The US top diplomat, who said America welcomed President Tinubu’s bold reforms to unify the currency and end fuel subsidy, expressed concern over foreign companies’ ability to repatriate capital, and corruption which, he added, were being addressed by the federal government.
He said: “Nigeria offers real opportunities for investors. At the same time I think it’s no secret that there remains long-term challenges that need to be removed to be able to really unlock the full potential, making it easier for foreign companies to repatriate capital.
“There remain some impediments that we hear from our own business community that I think stand in the way of maximizing those opportunities. One is the repatriation of capital.
“I know that the Central Bank governor is working on that and second is the ongoing effort to combat corruption because companies that come in and invest want to make sure that they’re going to be investing with a fair level playing field and corruption, of course, is a big impediment.
“Having said all of that, I do think we’re seeing real improvement. When we had the Africa Leaders Summit, hosted by President Biden, one of the commitments we made was to generate an additional $55 billion in private sector investment in Africa over the next three years. Well, here we are one year after the summit and we are 40% of the way to achieving that goal.
“By two years after the summit, based on the trajectory we’re on, we will achieve 70% of that goal and we will achieve that goal in the three years that President Biden set up.”
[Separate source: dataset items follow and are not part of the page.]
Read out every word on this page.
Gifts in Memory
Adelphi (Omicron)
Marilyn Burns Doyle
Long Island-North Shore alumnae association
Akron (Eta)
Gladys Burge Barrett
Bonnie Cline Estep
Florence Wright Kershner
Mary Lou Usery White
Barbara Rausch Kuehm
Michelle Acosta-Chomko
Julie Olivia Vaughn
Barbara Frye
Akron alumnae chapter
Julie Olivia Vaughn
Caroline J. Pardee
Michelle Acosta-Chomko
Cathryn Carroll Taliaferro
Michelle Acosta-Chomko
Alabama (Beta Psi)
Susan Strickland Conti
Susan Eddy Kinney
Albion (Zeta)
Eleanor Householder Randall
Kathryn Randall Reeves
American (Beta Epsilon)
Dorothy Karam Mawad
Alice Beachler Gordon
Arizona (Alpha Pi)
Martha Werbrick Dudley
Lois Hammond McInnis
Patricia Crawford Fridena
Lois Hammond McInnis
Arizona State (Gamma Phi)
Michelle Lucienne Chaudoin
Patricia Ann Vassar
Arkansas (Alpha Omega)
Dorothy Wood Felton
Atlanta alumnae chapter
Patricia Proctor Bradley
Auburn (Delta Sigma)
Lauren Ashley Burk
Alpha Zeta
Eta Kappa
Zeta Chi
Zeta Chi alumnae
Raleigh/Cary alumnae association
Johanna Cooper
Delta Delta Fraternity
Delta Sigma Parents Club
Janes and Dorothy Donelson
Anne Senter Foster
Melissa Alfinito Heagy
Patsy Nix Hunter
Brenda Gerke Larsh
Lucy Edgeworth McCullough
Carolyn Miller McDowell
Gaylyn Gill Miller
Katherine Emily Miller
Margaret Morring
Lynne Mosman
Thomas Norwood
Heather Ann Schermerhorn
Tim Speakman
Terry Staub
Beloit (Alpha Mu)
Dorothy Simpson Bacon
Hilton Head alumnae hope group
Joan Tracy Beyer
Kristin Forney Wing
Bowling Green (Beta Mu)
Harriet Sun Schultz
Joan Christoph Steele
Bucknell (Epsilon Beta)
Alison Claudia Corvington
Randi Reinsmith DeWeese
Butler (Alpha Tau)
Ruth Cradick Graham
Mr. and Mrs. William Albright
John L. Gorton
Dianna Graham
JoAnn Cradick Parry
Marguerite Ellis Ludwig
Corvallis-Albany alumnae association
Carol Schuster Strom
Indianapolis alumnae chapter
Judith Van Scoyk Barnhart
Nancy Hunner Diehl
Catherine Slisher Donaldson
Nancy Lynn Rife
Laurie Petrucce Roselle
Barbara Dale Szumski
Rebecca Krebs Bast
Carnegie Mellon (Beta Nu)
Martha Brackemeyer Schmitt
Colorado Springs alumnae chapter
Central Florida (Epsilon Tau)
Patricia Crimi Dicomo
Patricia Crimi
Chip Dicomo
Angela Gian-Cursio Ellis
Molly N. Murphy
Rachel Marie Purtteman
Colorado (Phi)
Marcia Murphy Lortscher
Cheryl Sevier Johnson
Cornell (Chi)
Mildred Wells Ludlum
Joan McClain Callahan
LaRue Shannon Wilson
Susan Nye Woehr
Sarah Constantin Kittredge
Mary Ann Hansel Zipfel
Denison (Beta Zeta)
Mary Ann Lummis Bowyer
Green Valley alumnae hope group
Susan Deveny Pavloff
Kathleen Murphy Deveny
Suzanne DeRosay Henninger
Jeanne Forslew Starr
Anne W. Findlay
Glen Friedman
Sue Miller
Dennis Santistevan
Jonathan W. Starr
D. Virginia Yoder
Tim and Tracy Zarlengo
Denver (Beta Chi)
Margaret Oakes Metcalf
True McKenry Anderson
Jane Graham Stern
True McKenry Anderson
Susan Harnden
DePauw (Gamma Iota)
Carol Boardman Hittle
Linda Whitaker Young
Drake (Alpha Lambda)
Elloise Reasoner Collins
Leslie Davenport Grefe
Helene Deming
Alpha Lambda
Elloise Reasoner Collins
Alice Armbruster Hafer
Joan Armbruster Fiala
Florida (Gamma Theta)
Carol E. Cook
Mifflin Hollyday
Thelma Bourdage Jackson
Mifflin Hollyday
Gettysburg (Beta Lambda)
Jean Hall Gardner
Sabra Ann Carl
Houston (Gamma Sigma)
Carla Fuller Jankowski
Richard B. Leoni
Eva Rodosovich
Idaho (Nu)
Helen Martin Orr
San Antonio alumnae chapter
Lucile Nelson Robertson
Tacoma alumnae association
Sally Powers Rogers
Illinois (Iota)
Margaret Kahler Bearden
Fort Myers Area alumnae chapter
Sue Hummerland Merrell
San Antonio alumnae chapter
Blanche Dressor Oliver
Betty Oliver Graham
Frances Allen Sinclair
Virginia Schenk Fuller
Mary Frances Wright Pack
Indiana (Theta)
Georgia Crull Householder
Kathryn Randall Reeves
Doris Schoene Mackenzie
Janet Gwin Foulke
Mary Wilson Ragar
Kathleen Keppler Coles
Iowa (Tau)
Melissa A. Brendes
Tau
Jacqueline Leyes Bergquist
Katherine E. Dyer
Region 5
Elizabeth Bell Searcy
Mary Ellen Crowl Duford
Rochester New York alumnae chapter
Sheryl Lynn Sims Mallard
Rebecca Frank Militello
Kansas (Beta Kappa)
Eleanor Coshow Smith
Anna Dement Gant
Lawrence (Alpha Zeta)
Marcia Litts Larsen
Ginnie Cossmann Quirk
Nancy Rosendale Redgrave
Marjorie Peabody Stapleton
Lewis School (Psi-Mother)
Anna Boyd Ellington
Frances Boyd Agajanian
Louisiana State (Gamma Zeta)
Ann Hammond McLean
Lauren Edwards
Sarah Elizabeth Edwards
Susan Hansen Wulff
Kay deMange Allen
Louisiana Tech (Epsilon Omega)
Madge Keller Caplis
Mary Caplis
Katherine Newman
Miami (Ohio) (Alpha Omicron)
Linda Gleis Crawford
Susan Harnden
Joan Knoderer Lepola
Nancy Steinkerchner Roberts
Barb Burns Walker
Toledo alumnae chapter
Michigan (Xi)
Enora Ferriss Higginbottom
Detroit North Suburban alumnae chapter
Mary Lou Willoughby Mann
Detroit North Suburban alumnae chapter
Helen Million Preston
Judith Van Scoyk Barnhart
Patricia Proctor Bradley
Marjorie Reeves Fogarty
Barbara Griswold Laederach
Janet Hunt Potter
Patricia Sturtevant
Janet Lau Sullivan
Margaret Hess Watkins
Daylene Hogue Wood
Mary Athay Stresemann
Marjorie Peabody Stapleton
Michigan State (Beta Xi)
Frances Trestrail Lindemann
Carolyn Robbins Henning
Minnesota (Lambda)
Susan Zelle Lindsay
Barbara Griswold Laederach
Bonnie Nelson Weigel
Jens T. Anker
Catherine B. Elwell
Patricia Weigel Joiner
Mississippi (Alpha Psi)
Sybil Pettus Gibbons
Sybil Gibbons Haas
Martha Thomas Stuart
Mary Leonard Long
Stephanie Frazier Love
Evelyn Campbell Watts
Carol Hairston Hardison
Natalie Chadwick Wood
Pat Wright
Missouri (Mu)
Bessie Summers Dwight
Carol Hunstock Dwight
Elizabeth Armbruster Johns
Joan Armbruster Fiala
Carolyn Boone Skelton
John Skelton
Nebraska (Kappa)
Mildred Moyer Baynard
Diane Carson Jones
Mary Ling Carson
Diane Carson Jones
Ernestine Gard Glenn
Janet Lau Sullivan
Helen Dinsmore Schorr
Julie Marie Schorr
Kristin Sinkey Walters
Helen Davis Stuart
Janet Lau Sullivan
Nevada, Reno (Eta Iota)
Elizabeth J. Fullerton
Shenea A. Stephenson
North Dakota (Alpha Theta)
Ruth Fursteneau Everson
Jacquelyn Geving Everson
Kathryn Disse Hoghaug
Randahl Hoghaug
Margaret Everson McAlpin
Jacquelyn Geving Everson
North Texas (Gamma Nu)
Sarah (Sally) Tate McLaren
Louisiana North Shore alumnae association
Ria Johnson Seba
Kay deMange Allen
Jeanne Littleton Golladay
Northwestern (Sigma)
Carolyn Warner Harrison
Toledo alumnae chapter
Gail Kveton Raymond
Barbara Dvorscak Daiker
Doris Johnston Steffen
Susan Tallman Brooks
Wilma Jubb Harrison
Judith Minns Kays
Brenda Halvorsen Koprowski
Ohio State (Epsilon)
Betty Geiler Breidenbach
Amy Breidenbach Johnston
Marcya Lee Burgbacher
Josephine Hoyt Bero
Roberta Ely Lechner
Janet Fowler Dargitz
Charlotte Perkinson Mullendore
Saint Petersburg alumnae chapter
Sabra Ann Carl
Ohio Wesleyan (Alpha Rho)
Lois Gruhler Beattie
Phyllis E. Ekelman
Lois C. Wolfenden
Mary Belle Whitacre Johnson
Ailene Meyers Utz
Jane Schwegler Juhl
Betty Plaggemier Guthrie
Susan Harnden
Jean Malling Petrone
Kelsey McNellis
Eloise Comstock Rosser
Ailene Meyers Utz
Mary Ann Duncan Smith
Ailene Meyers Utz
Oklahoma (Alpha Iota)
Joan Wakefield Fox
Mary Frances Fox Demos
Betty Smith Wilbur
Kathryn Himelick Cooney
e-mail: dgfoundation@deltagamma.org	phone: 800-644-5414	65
On security, Blinken expressed the determination of the United States to remain a security partner for Nigeria and extended the condolences of the American people to all Nigerians affected by the attacks over Christmas weekend and all killed in the recent attacks.
“As I told the president and the foreign minister, the United States will support it work to bring about a more secure, a more peaceful and more prosperous future for its people.
“I also share your own experience in combating terrorism around the world. That was highlighted on just how important civilian security, human rights and accountability are to achieving genuine and enduring security. We’ve had to learn our lessons. It’s important to us to share our own experience with our friends and discuss challenges to democracy and security in West Africa,” he added.
On Gaza, he said the US was clear in its opposition to displacements of people and change to the territory’s configuration.
In his reaction to a question on the Gaza ceasefire which put Nigeria and US at different angles, Ambassador Tuggar said both countries agreed on a common denominator that the way forward was a two-state solution.
Apart from Nigeria, Blinken is visiting Cape Verde, Ivory Coast, and Angola as he seeks to reinforce the US commitment to stronger relations with democracies in the sub-region amid global crises.